We’re additionally dwelling by way of a interval of warfare and international unrest. I am aware of this and have questioned many instances the appropriateness of posting my very own content material headlines alongside these filled with such ache anguish. My job felt so superficial within the gentle of all of it. And but I imagine passionately that magnificence, artwork, creativity and certainly bridal style and actual wedding ceremony tales are deeply vital salves for the soul at instances like these. We’ve got to maintain going. We’ve got to maintain loving.

These photos had been taken final October, when my buddies Zach and Grace got here to remain. I hadn’t deliberate my wardrobe, or fastened my hair and make-up. And it was raining. However none of that mattered to me.
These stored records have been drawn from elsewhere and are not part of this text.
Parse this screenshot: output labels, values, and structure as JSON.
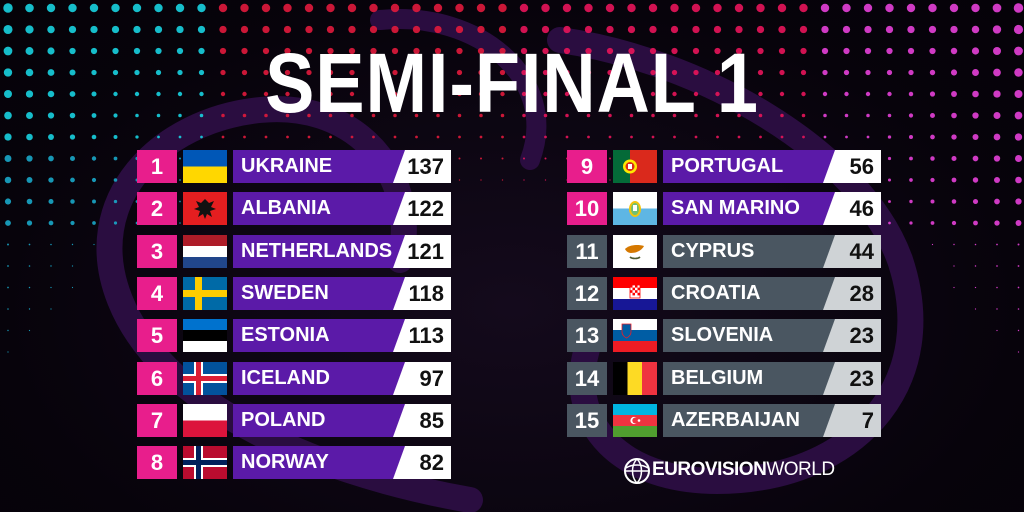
{
  "title": "SEMI-FINAL 1",
  "colors": {
    "qualified_rank": "#e81e8c",
    "qualified_name": "#5b1aa8",
    "non_qualified": "#4a5661",
    "score_bg": "#ffffff",
    "score_bg_nq": "#cfd3d6"
  },
  "results": [
    {
      "rank": "1",
      "country": "UKRAINE",
      "score": "137",
      "flag": "ukraine",
      "qualified": true
    },
    {
      "rank": "2",
      "country": "ALBANIA",
      "score": "122",
      "flag": "albania",
      "qualified": true
    },
    {
      "rank": "3",
      "country": "NETHERLANDS",
      "score": "121",
      "flag": "netherlands",
      "qualified": true
    },
    {
      "rank": "4",
      "country": "SWEDEN",
      "score": "118",
      "flag": "sweden",
      "qualified": true
    },
    {
      "rank": "5",
      "country": "ESTONIA",
      "score": "113",
      "flag": "estonia",
      "qualified": true
    },
    {
      "rank": "6",
      "country": "ICELAND",
      "score": "97",
      "flag": "iceland",
      "qualified": true
    },
    {
      "rank": "7",
      "country": "POLAND",
      "score": "85",
      "flag": "poland",
      "qualified": true
    },
    {
      "rank": "8",
      "country": "NORWAY",
      "score": "82",
      "flag": "norway",
      "qualified": true
    },
    {
      "rank": "9",
      "country": "PORTUGAL",
      "score": "56",
      "flag": "portugal",
      "qualified": true
    },
    {
      "rank": "10",
      "country": "SAN MARINO",
      "score": "46",
      "flag": "san-marino",
      "qualified": true
    },
    {
      "rank": "11",
      "country": "CYPRUS",
      "score": "44",
      "flag": "cyprus",
      "qualified": false
    },
    {
      "rank": "12",
      "country": "CROATIA",
      "score": "28",
      "flag": "croatia",
      "qualified": false
    },
    {
      "rank": "13",
      "country": "SLOVENIA",
      "score": "23",
      "flag": "slovenia",
      "qualified": false
    },
    {
      "rank": "14",
      "country": "BELGIUM",
      "score": "23",
      "flag": "belgium",
      "qualified": false
    },
    {
      "rank": "15",
      "country": "AZERBAIJAN",
      "score": "7",
      "flag": "azerbaijan",
      "qualified": false
    }
  ],
  "logo": {
    "bold": "EUROVISION",
    "light": "WORLD",
    "icon": "globe-logo-icon"
  }
}
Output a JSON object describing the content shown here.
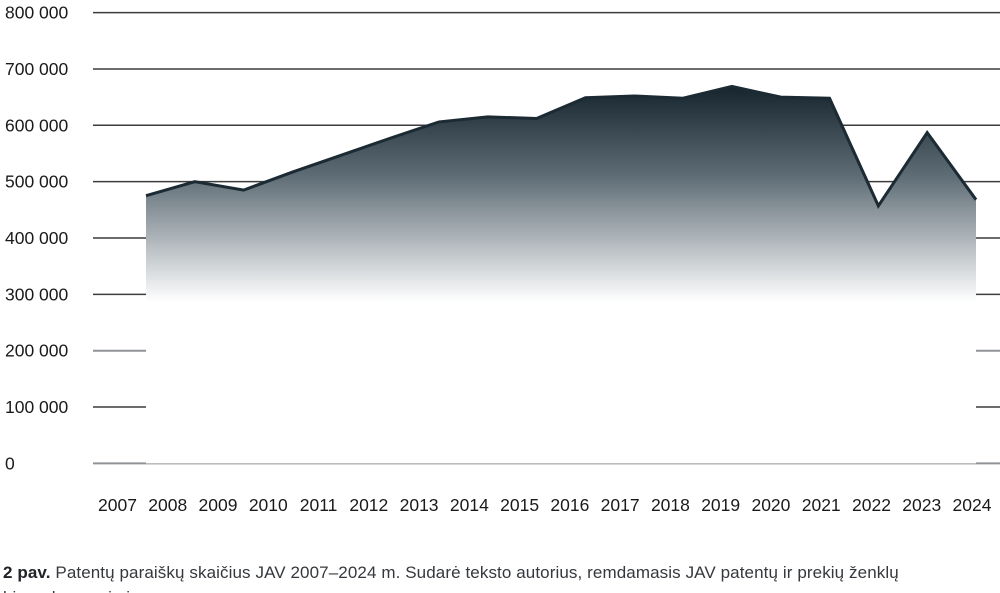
{
  "chart_data": {
    "type": "area",
    "title": "",
    "xlabel": "",
    "ylabel": "",
    "categories": [
      "2007",
      "2008",
      "2009",
      "2010",
      "2011",
      "2012",
      "2013",
      "2014",
      "2015",
      "2016",
      "2017",
      "2018",
      "2019",
      "2020",
      "2021",
      "2022",
      "2023",
      "2024"
    ],
    "values": [
      475000,
      500000,
      485000,
      517000,
      547000,
      577000,
      606000,
      615000,
      612000,
      649000,
      652000,
      648000,
      669000,
      650000,
      648000,
      457000,
      587000,
      468000
    ],
    "ylim": [
      0,
      800000
    ],
    "y_tick_step": 100000,
    "y_ticks": [
      {
        "value": 800000,
        "label": "800 000"
      },
      {
        "value": 700000,
        "label": "700 000"
      },
      {
        "value": 600000,
        "label": "600 000"
      },
      {
        "value": 500000,
        "label": "500 000"
      },
      {
        "value": 400000,
        "label": "400 000"
      },
      {
        "value": 300000,
        "label": "300 000"
      },
      {
        "value": 200000,
        "label": "200 000"
      },
      {
        "value": 100000,
        "label": "100 000"
      },
      {
        "value": 0,
        "label": "0"
      }
    ],
    "grid": true,
    "gray_gridline_values": [
      200000,
      0
    ],
    "legend": "none"
  },
  "caption": {
    "prefix": "2 pav.",
    "line1": "Patentų paraiškų skaičius JAV 2007–2024 m. Sudarė teksto autorius, remdamasis JAV patentų ir prekių ženklų",
    "line2": "biuro duomenimis"
  },
  "colors": {
    "area_gradient_top": "#16242d",
    "area_gradient_mid": "#5f6d76",
    "area_gradient_bottom": "#ffffff",
    "line_stroke": "#1b2a33",
    "grid_dark": "#3c3c3c",
    "grid_gray": "#919497",
    "axis_text": "#1a1a1a",
    "background": "#ffffff"
  }
}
All I new was that I wished to go all the way down to the river, only a half a mile down the street and stand within the water barefoot.
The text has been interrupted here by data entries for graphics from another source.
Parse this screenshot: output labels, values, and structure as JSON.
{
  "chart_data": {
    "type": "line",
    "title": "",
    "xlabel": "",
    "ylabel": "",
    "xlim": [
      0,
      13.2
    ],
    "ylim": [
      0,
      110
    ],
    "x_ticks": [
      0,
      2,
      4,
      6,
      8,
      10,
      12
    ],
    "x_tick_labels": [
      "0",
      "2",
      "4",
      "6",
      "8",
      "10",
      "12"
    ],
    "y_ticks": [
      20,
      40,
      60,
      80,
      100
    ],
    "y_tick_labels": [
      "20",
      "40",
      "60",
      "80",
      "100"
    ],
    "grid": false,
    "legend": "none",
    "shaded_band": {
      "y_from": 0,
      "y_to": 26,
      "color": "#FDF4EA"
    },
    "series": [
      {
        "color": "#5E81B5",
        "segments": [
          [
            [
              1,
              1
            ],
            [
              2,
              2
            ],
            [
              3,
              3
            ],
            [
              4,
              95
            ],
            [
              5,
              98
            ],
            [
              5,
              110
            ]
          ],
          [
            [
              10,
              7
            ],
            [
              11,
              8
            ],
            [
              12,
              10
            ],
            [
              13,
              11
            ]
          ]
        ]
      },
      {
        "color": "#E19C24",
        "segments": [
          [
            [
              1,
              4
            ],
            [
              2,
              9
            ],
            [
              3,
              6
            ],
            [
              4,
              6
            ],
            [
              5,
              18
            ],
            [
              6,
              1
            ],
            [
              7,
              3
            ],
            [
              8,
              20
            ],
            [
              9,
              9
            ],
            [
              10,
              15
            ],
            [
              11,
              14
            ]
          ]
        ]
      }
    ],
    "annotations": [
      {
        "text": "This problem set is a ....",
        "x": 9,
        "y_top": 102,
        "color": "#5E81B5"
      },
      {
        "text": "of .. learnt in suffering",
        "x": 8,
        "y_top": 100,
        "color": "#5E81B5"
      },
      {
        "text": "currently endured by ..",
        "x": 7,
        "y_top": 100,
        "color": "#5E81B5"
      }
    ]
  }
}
I wished to seize a way of washing away all that now not served me from the expertise of the previous two years, of entering into a brand new future. The stepping stones and river had been as symbolic to me on that day as the primary day of spring and all the novelty and sense of rebirth that it represents to me, is at present. The synchronicity with my wedding ceremony anniversary too.

We virtually did not make it – my web site developer and I’ve swerved a number of meltdowns this weekend, however that is the factor, is not it? While you love what you achieve this a lot, you go all out – you’re taking steps to cross the river regardless of the chance to get to the opposite facet. You face the problem, work by way of the trauma and grief and also you evolve right into a stronger, more true model of your self.

I’ve by no means felt so keen about Love My Gown and all it represents on a soulful stage. A reader referred to Love My Gown as an ‘establishment’ final month – and I am all good with that. We’re completely right here for the lengthy haul, however we’re reworking and doing issues our manner from right here on. Not the way in which a Meta owned app tells us we must be doing it.

I hope you may be part of us on this journey.

Love Annabel x

Annabel

Annabel View all Annabel’s articles

Annabel is the founding father of Love My Gown. She lives in rural North Yorkshire along with her husband and enterprise companion Philip, two daughters Eska and Leanora and three canines. She is keen about images, supporting girls in enterprise and in life, and is in her aspect being surrounded by nature and the countryside.